Let me backtrack a minute. The Golden Diner meal was at about 3:30pm on a Sunday. I had arrived in NY noon-ish, and after tucking my bags safely away with the hotel porter, I headed to a Thai restaurant near Penn Station called Random Access. I'd wanted to eat there for a while and had even made a reservation the last time I was in town, but plans changed.  This time, I was able to satisfy my curiosity about the place with an order of sriracha lime dumplings and an egg pancake. The former comprised steamed chicken dumplings with a spicy mayo, plus cilantro, red pepper, shallots, and coconut. The latter was a roti flatbread merged with an omelet, topped with squid, mussels, bean sprouts, kale, coconut, and a sweet sriracha sauce. Both dishes hit all the right spots, and were a flavorful contrast to the rather wan Thai food I had back home in Baltimore earlier in the week.

Now back to the Daisy-led Food-O-Rama.

We wandered around a bit before visiting Michaeli Bakery. We were there for donuts, but it was too late in the day and they didn't have much of a selection. Instead, we split a rugelach. The rugelach I'm familiar with are made with a sturdy cream cheese pastry and filled with nuts, jam, chocolate, or all of the above. This one was a tiny croissant-like pastry with a chocolate filling rolled into it. It was very good, if very different.

Our next stop was King Dumplings. It used to be a "dollar dumpling" joint when it opened a couple years ago, but now the price has gone up a few bucks. Ten really good pork dumplings for less than $5 is pretty amazing though. 

If you're counting calories, we're probably at 3500 so far.

Our next stop was Kopitiam, specializing in Nonya (Chinese Malay) cuisine. I wanted to try everything on the menu, but we settled on three dishes + dessert. We tried the Nyonya Bak Zhang, a dumpling of blue and white sticky rice with minced pork, mushrooms, winter melon, and salted egg, all wrapped in a mile of some sort of leaf (banana, I'm guessing). I was expecting something yummy like one of my favorite dim sum dishes, sticky rice in lotus. Sadly, the dumpling was cold and overcooked, the salted egg yolk was dried out, and the whole of it pretty flavorless. The tok tok mee made up for it, reminding me of chow fun with its wide noodles in a dark sauce studded with pork, shrimp, and other goodies. 

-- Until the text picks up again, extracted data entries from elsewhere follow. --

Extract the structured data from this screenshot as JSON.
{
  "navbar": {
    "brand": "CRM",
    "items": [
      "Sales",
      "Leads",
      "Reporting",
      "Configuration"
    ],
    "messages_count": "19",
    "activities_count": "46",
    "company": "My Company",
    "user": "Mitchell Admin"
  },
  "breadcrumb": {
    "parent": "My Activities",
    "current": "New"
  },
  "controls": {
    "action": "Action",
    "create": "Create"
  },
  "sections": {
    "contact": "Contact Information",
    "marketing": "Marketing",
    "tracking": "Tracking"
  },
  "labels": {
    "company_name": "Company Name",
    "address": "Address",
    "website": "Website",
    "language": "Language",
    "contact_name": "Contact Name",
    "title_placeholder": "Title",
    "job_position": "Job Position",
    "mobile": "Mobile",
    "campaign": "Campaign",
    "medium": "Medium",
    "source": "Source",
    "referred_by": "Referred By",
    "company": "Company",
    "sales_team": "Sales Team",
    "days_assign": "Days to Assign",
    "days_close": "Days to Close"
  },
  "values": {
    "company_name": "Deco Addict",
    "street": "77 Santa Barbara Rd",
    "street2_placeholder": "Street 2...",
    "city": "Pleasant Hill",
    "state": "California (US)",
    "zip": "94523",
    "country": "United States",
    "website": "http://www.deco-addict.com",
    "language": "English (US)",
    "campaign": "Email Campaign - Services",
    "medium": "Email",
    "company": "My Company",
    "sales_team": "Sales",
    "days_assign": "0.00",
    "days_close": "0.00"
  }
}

The pandan chicken was also tasty. The three triangular chicken meatballs were wrapped in pandan leaves and served with a sweet chili sauce.

Asian desserts are not French pastries, so I shouldn't have been surprised when one of the items we ordered was on the gelatinous side. The kuih talam was described as salted coconut milk over a pandan cake base. Yes, those were the flavors, but the "cake" was not the western-style flour-based cake that I expected. The kuih lapis was a "1000-layer" cinnamon butter cake, rather like a crepe cake or maybe a Smith Island cake, only without any frosting. Both desserts, I think, would make a great afternoon snack with some tea.

I opposed the idea of eating a burger next, so we parked ourselves at an outdoor cafe and enjoyed an adult beverage instead. There was plenty more to eat the next day.